Some Pentagon officials say the administration didn’t think through the occupation and plan properly for it, because it counted on the assurances of Iraqi defectors who said the overwhelming majority of Iraqis would welcome American troops once they took Baghdad and forced Saddam Hussein from power.
Just before the war, the Army’s chief of staff Gen. Eric Shinseki testified it could take “several hundred thousand” U.S. troops to occupy postwar Iraq. Defense Secretary Donald Rumsfeld assailed his estimates as inflated.
Shinseki retired last month. His immediate boss, Army Secretary Thomas White, who was also at odds with Rumsfeld, resigned in April.
There are now some 145,000 U.S. troops in Iraq. The war’s retiring commander, Gen.
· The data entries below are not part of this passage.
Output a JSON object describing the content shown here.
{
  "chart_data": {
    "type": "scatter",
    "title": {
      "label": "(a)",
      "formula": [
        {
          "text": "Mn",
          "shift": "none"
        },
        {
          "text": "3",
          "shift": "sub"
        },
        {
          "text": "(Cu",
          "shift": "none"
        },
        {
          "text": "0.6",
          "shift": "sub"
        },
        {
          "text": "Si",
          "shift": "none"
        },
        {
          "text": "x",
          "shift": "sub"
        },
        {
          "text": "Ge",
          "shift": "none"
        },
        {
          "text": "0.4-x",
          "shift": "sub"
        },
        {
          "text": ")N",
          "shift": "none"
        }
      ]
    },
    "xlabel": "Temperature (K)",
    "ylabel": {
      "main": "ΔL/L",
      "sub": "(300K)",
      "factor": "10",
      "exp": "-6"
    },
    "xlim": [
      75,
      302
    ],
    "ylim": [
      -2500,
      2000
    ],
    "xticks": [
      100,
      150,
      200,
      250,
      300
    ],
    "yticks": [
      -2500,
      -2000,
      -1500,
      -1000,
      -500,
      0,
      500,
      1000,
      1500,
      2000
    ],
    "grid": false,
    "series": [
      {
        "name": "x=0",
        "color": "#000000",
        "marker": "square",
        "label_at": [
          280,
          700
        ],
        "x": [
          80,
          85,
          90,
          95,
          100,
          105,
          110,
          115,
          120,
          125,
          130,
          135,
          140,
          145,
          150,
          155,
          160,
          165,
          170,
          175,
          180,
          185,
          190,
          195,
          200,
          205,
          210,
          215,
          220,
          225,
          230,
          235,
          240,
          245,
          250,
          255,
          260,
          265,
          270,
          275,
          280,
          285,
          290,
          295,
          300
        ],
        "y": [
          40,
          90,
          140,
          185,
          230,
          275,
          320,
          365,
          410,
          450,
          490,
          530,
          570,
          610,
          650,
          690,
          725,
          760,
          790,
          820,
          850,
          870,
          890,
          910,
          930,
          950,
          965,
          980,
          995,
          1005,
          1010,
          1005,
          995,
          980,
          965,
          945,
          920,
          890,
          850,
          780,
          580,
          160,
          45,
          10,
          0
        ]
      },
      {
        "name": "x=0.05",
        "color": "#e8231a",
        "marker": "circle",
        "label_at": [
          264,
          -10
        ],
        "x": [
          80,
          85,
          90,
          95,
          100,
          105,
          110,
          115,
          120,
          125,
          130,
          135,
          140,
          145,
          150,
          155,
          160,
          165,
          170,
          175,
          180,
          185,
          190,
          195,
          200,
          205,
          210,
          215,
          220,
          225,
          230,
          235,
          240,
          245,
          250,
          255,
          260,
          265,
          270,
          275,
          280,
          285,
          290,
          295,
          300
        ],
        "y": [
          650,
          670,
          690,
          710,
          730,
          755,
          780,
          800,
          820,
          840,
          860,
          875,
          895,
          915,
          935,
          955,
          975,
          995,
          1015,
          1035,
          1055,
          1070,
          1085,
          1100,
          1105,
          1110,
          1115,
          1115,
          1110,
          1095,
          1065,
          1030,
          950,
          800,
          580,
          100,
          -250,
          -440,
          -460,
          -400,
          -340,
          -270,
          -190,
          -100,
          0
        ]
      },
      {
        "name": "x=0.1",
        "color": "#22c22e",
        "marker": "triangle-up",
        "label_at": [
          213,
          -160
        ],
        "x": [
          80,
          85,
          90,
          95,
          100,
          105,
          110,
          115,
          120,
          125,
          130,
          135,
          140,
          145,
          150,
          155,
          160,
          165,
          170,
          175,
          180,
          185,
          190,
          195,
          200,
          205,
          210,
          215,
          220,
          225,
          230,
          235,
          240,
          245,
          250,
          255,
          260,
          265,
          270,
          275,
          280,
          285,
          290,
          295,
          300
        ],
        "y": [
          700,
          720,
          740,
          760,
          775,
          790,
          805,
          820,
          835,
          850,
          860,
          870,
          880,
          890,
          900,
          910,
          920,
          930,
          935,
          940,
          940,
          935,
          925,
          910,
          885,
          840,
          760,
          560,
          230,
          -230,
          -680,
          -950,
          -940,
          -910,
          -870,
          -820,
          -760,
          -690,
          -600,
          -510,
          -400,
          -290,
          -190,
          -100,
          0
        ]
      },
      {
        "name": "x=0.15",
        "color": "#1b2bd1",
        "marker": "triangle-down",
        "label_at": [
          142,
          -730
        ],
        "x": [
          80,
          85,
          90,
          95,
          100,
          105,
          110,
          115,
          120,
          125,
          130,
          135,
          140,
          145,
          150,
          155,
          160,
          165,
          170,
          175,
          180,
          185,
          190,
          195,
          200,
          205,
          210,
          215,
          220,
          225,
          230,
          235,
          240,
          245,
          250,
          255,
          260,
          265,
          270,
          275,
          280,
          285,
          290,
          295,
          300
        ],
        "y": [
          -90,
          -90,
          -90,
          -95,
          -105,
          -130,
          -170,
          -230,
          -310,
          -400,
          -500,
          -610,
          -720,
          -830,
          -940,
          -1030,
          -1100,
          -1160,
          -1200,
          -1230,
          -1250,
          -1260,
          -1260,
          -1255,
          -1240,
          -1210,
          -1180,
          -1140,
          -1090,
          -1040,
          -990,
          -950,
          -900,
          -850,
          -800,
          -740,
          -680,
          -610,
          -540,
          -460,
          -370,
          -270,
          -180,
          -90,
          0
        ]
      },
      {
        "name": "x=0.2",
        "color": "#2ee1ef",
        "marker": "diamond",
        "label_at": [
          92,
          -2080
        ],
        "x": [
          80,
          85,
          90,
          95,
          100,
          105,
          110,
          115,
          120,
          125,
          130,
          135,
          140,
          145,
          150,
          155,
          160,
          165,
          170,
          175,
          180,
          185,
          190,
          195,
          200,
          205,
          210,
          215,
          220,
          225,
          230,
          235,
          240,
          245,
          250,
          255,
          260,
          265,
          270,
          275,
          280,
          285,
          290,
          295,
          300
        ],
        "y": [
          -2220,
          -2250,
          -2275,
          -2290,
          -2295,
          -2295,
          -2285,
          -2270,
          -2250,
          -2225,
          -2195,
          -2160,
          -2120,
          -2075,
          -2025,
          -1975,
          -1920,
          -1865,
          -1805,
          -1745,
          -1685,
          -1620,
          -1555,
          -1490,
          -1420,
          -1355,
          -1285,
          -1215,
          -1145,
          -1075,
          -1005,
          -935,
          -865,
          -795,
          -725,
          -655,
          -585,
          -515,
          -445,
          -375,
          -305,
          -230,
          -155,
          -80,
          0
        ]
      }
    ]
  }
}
Tommy Franks, insists no extra troops are needed.
That’s a mistake, says a senior Pentagon official.
“We don’t have the infantry to hold Iraq for the regime change,” he said, adding that original war plans called for a 10-year occupation.
And that puts a premium on intelligence-gathering, he says.
“If you don’t have half-a-million troops to throw at the problem, you have to be smarter about the way you go at it,” he said. “Military intelligence increases in value by multiples.”
Yet military intelligence is suffering from a shortage of Arabic-speaking interrogators, officials point out.